Alexandrin d'actualité, dans les titres du Figaro d'hier : Eric Zemmour s'installe, Anne Hidalgo s'effondre.
Le blog littéraire et agricole de Philippe Billé. Des notes de lecture, et des notes du reste.
vendredi 1 octobre 2021
vendredi 24 septembre 2021
illisibles
D’une part Le chat a encore frappé, de Philippe Geluck (Casterman, 2005). J’ai déjà vu ou entendu ici et là ce dessinateur, chouchou des médias. Il me paraît plutôt sympathique, à défaut d’être amusant, mais cet album m’a semblé vraiment très mauvais. Je n’ai lu que quelques blagues, c’est de l’humour absurde à la portée des écoles primaires. Par exemple le chat dit «On m’appelle el gato» et à côté un gâteau répond «moi aussi». Et tout a l’air du même niveau.

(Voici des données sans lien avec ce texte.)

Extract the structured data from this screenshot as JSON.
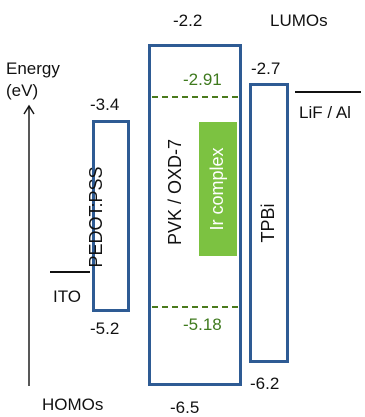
{
  "header": {
    "lumos": "LUMOs",
    "homos": "HOMOs"
  },
  "axis": {
    "label_line1": "Energy",
    "label_line2": "(eV)"
  },
  "layers": {
    "ito": {
      "name": "ITO"
    },
    "pedot": {
      "name": "PEDOT:PSS",
      "lumo": "-3.4",
      "homo": "-5.2"
    },
    "pvk": {
      "name": "PVK / OXD-7",
      "lumo": "-2.2",
      "homo": "-6.5"
    },
    "ir": {
      "name": "Ir complex",
      "lumo": "-2.91",
      "homo": "-5.18"
    },
    "tpbi": {
      "name": "TPBi",
      "lumo": "-2.7",
      "homo": "-6.2"
    },
    "cathode": {
      "name": "LiF / Al"
    }
  },
  "colors": {
    "box_border": "#2e5b94",
    "ir_fill": "#7cc241",
    "ir_level_text": "#3f7a1e"
  }
}
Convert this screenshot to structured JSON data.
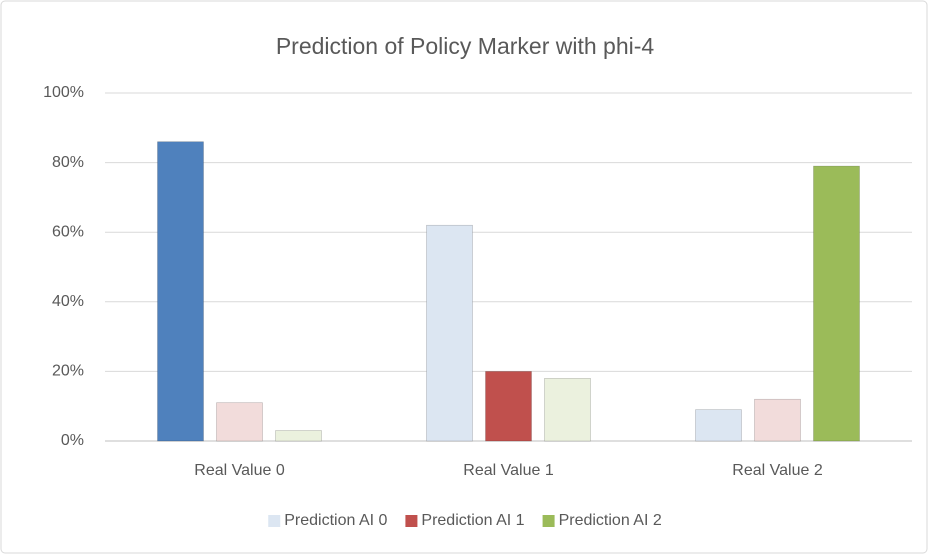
{
  "chart_data": {
    "type": "bar",
    "title": "Prediction of Policy Marker with phi-4",
    "categories": [
      "Real Value 0",
      "Real Value 1",
      "Real Value 2"
    ],
    "series": [
      {
        "name": "Prediction AI 0",
        "color": "#dce6f2",
        "colors": [
          "#4f81bd",
          "#dce6f2",
          "#dce6f2"
        ],
        "values": [
          86,
          62,
          9
        ]
      },
      {
        "name": "Prediction AI 1",
        "color": "#c0504d",
        "colors": [
          "#f2dcdb",
          "#c0504d",
          "#f2dcdb"
        ],
        "values": [
          11,
          20,
          12
        ]
      },
      {
        "name": "Prediction AI 2",
        "color": "#9bbb59",
        "colors": [
          "#ebf1de",
          "#ebf1de",
          "#9bbb59"
        ],
        "values": [
          3,
          18,
          79
        ]
      }
    ],
    "ylim": [
      0,
      100
    ],
    "yticks": [
      {
        "value": 0,
        "label": "0%"
      },
      {
        "value": 20,
        "label": "20%"
      },
      {
        "value": 40,
        "label": "40%"
      },
      {
        "value": 60,
        "label": "60%"
      },
      {
        "value": 80,
        "label": "80%"
      },
      {
        "value": 100,
        "label": "100%"
      }
    ],
    "grid": true,
    "legend": "bottom"
  }
}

D’autre part Rapport d’activité du Comité central du Parti communiste bulgare pour la période entre le dixième et le onzième congrès et les tâches à accomplir, de Todor Jivkov (Sofia-Presse, 1976). Rien que le titre, déjà ça calme. Suivent 114 pages de blabla irrespirable, pleines de prêchi-prêcha marxiste-léniniste, de larges masses, de réalisations mirobolantes et d’avenir radieux. Je pense que personne ne peut lire d’un bout à l’autre un tel pâté, sans y être contraint.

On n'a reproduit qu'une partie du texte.